Almine Rech Gallery is pleased to present the second solo exhibition by Gregor Hildebrandt in Brussels.

Gregor Hildebrandt was inspired for this exhibition by a painting by René Daniëls: “I saw this work only once, when I was an adolescent, through a glass door at Documenta 92”. The picture shows a space in which several paintings appear in white against a dark background. Gregor Hildebrandt sees this project as a tribute to Daniëls. He reinterprets the painting by preserving its dimensions and replacing its bluish-black colour with tape from audio cassettes. These cassettes feature recordings of the Jacques Brel song “La quête” (The quest), taken from the musical comedy Man of La Mancha. “I chose this song because for me Daniëls’ painting evokes traumatic associations: the candle-like painting shines like the star in Brel’s song”.

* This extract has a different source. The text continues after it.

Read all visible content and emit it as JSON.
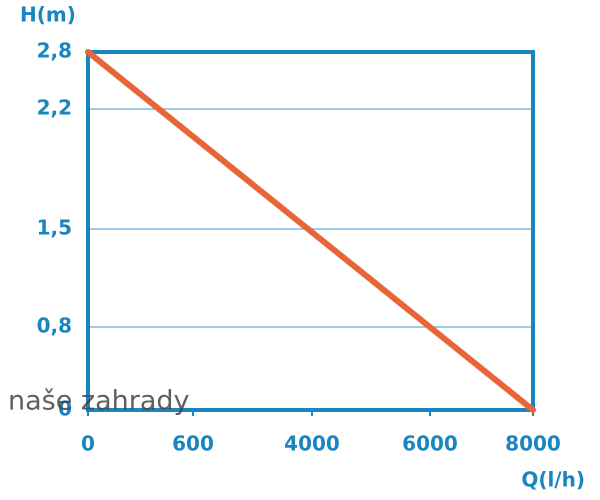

Taking this painting as the focal point of the exhibition, Gregor Hildebrandt has transposed its composition to the space of the gallery, thereby creating a mise en abyme. Wrapped in black like the space created by Daniëls, the walls of the gallery are entirely covered in tape from VHS cassettes. The pictures follow the original composition before gradually distancing themselves from this arrangement as the visitor penetrates further into the installation. The film recorded on the VHS cassette tape covering the walls is Jean Cocteau’s Orpheus. With this reference, Gregor Hildebrandt convokes recurrent elements of his work in the exhibition, such as mirrors, water and reflections. Lyrical and romantic, the film suggests a particular atmosphere and intimates that something always lies beneath the surface.

For this exhibition Gregor Hildebrandt has also created a large triptych inspired by Paul Celan’s poem “Zähle die Mandeln” (Count the almonds). Its motif is taken from a film by Ute Aurand showing the sound wave of Celan’s voice. The wave reminds the artist of Robert Motherwell’s “Elegy”. Gregor Hildebrandt concludes: “I think another version of the story exists in which, in order to raise his love from among the dead, Orpheus has to sacrifice his voice. The paintings, however, remain silent on this”.

Gregor Hildebrandt was born in 1974 in Bad Homburg, Germany. He lives and works in Berlin. In 2013 he took part in the group exhibition “Decenter: An Exhibition on the Centenary of the 1913 Armory Show” at the Abrons Arts Center in New York. In 2012 he was the subject of an exhibition with Jorinde Voigt at Museum van Bommel van Dam in Venlo, Netherlands. He also took part in the exhibition “A House Full of Music” at the Mathildenhöhe Institute in Darmstadt, Germany. In 2013 his work will be featured at the Nuremberg Kunsthaus in Germany, and he will participate in a show organised by the Chalet Society on the island of San Servolo during the Venice Biennale.